A report published last month by the Credit Suisse Research Institute found that companies with women on their boards rewarded shareholders with corporate performance and share-price returns that are more stable than those at comparable companies with all-male boards. Net income growth at companies with female board representation averaged 14 percent over the past six years, compared with 10 percent at those without a female director, according to the study.
The Credit Suisse study, which examined gender representation on boards of directors, relied on the same dynamics of group decision making that can be applied to teams making investment choices, such as those in private-equity firms, said Columbia’s Phillips. Specifically, diversity among decision makers forces them to think more critically because they recognize different perspectives will surface and they will have to make their cases more strongly, according to Phillips.

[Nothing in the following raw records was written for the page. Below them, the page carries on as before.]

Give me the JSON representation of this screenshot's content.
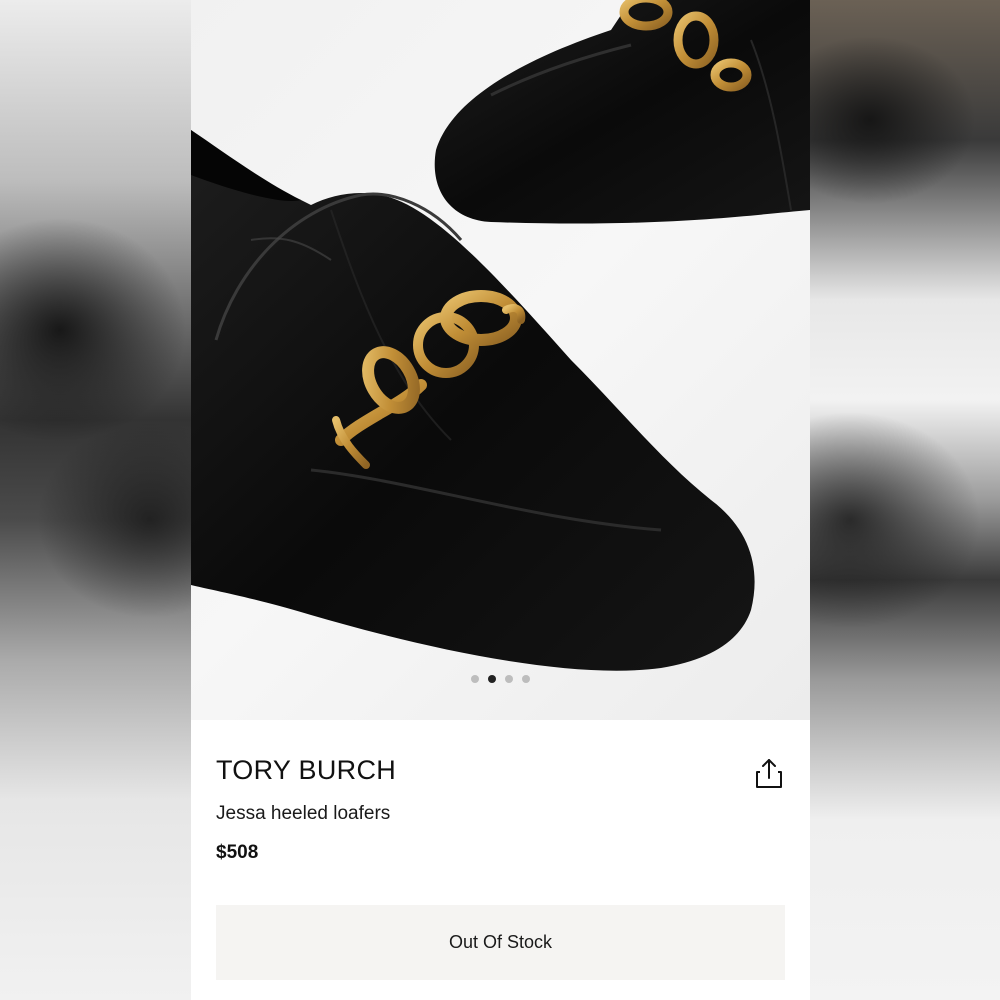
{
  "product": {
    "brand": "TORY BURCH",
    "name": "Jessa heeled loafers",
    "price": "$508",
    "image_description": "",
    "image_count": 4,
    "image_active_index": 1
  },
  "actions": {
    "share_icon": "share-icon",
    "stock_label": "Out Of Stock"
  },
  "colors": {
    "leather": "#0d0d0d",
    "hardware_gold": "#c99a3f",
    "button_bg": "#f5f4f2",
    "dot_active": "#222222",
    "dot_inactive": "#bdbdbd"
  }
}
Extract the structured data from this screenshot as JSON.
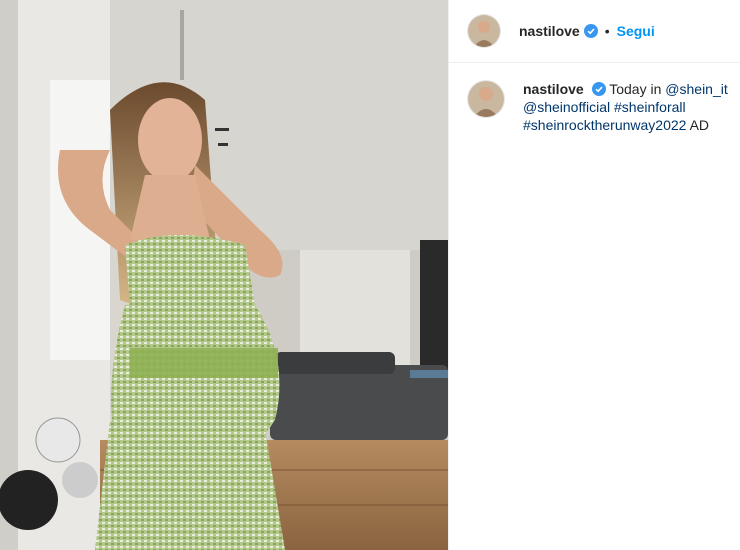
{
  "post": {
    "username": "nastilove",
    "follow_label": "Segui",
    "separator": "•",
    "caption": {
      "text_intro": "Today in",
      "mention_1": "@shein_it",
      "mention_2": "@sheinofficial",
      "hashtag_1": "#sheinforall",
      "hashtag_2": "#sheinrocktherunway2022",
      "suffix": "AD"
    }
  },
  "icons": {
    "verified": "verified-badge-icon"
  },
  "colors": {
    "accent": "#0095f6",
    "link": "#00376b",
    "verified": "#3897f0",
    "dress": "#a8c07a"
  }
}
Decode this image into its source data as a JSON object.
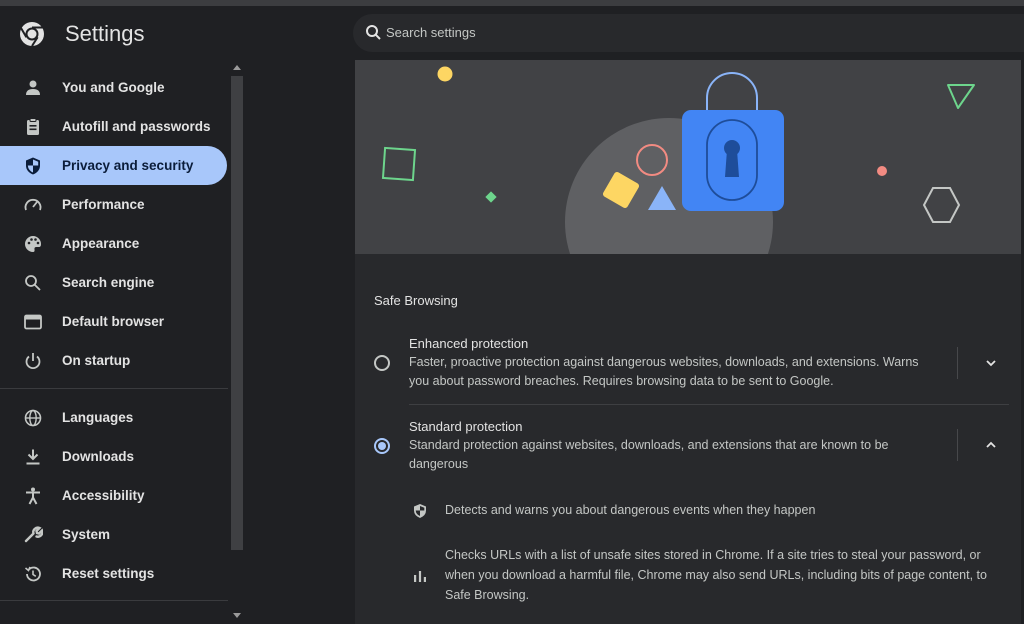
{
  "header": {
    "title": "Settings",
    "search_placeholder": "Search settings"
  },
  "sidebar": {
    "items": [
      {
        "label": "You and Google",
        "icon": "person-icon"
      },
      {
        "label": "Autofill and passwords",
        "icon": "clipboard-icon"
      },
      {
        "label": "Privacy and security",
        "icon": "shield-icon",
        "active": true
      },
      {
        "label": "Performance",
        "icon": "speedometer-icon"
      },
      {
        "label": "Appearance",
        "icon": "palette-icon"
      },
      {
        "label": "Search engine",
        "icon": "search-icon"
      },
      {
        "label": "Default browser",
        "icon": "browser-icon"
      },
      {
        "label": "On startup",
        "icon": "power-icon"
      },
      {
        "label": "Languages",
        "icon": "globe-icon"
      },
      {
        "label": "Downloads",
        "icon": "download-icon"
      },
      {
        "label": "Accessibility",
        "icon": "accessibility-icon"
      },
      {
        "label": "System",
        "icon": "wrench-icon"
      },
      {
        "label": "Reset settings",
        "icon": "history-icon"
      }
    ]
  },
  "safe_browsing": {
    "section_title": "Safe Browsing",
    "enhanced": {
      "title": "Enhanced protection",
      "description": "Faster, proactive protection against dangerous websites, downloads, and extensions. Warns you about password breaches. Requires browsing data to be sent to Google.",
      "selected": false,
      "expanded": false
    },
    "standard": {
      "title": "Standard protection",
      "description": "Standard protection against websites, downloads, and extensions that are known to be dangerous",
      "selected": true,
      "expanded": true,
      "details": [
        {
          "icon": "shield-icon",
          "text": "Detects and warns you about dangerous events when they happen"
        },
        {
          "icon": "bar-chart-icon",
          "text": "Checks URLs with a list of unsafe sites stored in Chrome. If a site tries to steal your password, or when you download a harmful file, Chrome may also send URLs, including bits of page content, to Safe Browsing."
        }
      ]
    }
  },
  "colors": {
    "accent": "#a8c7fa",
    "lock_blue": "#4285f4",
    "background": "#1f2023",
    "card": "#28292c"
  }
}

“The people who are already there -- the men, in the case of private equity -- start to think harder, have more creative ideas and process things more thoroughly,” Phillips said. “This is the benefit of diversity: it will make the men better to have more women in the room.”
Sandra Horbach, head of the global consumer and retail buyout group at Carlyle, has seen the benefits in action. Horbach ensures her team, which invests in industries in which women make about 80 percent of purchasing decisions, always has female deal makers making key decisions alongside men. Their investment in Dunkin’ Brands Inc., the operator of Dunkin’ Donuts and Baskin-Robbins restaurants, reaped $1.8 billion in profit for the firm and its two private-equity partners.
“Private equity is very much an apprentice-type of business, and it requires diversity to remain competitive,” Horbach, who helps organize lunches and cocktail parties for Carlyle’s female employees, said in an interview. “Mentoring women could be a legacy greater than any deal I’ve ever done.”